2 min Security

TeamPCP compromises Python libraries via supply chain attack

TeamPCP compromises Python libraries via supply chain attack

The hacker group TeamPCP uploaded two malicious versions of the popular Python library LiteLLM to PyPI. Using a previously compromised version of the vulnerability scanner Trivy, the attackers stole LiteLLM’s publication tokens. They then exfiltrated AI keys, cloud credentials, and SSH keys from affected systems.

The supply chain attack on LiteLLM did not start with LiteLLM itself. TeamPCP first compromised Trivy, a widely used open-source vulnerability scanner, by spoofing commits from legitimate maintainers. The attackers then pushed a malicious version to the Trivy repository, which was distributed via an automated release pipeline to GitHub Releases, Docker Hub, and Amazon ECR.

LiteLLM used Trivy in its CI/CD pipeline. Because the infected binary had access to the CI/CD runner’s memory, the attackers were able to steal the PYPI_PUBLISH token. Using that token, they published two malicious versions of LiteLLM—1.82.7 and 1.82.8—directly to PyPI, bypassing the official source code repository.

LiteLLM serves as a unified gateway to over 100 LLM providers, including OpenAI, Anthropic, and Azure. That makes it a particularly attractive target. A compromise grants access to API keys for all those providers at once. Research by Hunt.io revealed that over 33,000 internet-facing LiteLLM instances were active at the time. The attack was assigned CVE number CVE-2026-33634 with a CVSS score of 9.4.

Two injection methods, three attack phases

The two versions used different techniques. Version 1.82.7 injected a Base64-encoded payload directly into proxy_server.py, which was executed as soon as the LiteLLM proxy started. Version 1.82.8 was more subtle: it added a .pth file to site-packages, causing the malware to activate every time the Python interpreter started, regardless of whether LiteLLM was explicitly imported. A simple command was sufficient to activate the payload on all subsequent Python processes.

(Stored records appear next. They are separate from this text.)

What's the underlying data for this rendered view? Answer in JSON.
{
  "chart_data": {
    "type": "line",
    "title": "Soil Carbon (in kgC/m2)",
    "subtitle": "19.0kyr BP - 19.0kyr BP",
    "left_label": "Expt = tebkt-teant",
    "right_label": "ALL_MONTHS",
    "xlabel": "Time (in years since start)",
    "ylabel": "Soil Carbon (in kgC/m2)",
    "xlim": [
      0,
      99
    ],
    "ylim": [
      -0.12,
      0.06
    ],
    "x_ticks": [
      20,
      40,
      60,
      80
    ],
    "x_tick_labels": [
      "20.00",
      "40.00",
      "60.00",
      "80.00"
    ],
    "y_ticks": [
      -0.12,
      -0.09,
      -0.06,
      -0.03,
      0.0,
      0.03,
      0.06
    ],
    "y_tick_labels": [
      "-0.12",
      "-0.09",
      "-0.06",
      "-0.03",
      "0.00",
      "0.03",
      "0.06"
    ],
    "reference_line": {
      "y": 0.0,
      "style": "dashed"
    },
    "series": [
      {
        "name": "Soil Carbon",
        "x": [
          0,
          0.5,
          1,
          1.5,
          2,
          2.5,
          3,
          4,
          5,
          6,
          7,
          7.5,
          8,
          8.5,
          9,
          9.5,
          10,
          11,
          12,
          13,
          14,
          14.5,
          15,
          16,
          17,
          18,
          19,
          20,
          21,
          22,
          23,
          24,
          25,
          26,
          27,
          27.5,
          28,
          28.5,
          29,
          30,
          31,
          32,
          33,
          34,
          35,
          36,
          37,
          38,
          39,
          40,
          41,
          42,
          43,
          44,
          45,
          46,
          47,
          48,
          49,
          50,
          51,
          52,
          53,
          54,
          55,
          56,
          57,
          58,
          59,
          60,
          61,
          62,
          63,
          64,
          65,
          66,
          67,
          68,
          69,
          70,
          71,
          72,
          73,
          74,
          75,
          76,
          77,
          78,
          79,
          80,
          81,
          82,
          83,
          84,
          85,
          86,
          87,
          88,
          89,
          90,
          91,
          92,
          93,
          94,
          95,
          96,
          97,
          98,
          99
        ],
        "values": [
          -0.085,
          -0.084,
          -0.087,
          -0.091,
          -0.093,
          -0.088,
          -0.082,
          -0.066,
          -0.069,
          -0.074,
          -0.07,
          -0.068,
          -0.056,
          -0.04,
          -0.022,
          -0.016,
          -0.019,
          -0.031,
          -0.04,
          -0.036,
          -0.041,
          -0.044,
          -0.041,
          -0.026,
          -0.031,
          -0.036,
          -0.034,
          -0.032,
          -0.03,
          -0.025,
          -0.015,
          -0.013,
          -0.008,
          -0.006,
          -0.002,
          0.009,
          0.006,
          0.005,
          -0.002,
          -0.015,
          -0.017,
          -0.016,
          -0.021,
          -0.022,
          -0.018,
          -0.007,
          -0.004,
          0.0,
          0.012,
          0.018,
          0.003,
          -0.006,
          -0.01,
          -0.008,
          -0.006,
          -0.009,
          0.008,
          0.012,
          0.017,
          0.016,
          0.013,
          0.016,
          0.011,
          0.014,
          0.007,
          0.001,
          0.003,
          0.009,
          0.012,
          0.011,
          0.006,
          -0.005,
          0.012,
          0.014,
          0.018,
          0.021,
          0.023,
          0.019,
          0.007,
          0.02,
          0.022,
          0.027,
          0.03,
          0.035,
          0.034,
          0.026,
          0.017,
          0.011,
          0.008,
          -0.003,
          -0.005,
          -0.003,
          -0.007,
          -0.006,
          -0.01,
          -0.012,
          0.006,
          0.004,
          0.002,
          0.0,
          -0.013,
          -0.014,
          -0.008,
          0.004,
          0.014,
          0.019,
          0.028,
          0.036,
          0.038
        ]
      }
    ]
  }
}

The payload operated in three phases. First, the malware collected environment variables and configuration files from cloud providers and AI services: OpenAI, Anthropic, and Azure keys; AWS/GCP/Azure credentials; and local files such as ~/.kube/config and ~/.aws/credentials. Next, the code encrypted the stolen data using AES-256-CBC and sent everything as tpcp.tar.gz to a C2 server via curl. Finally, the malware installed a backdoor via a PERSIST_B64 payload that fetched instructions from a remote domain every 50 minutes to execute new code.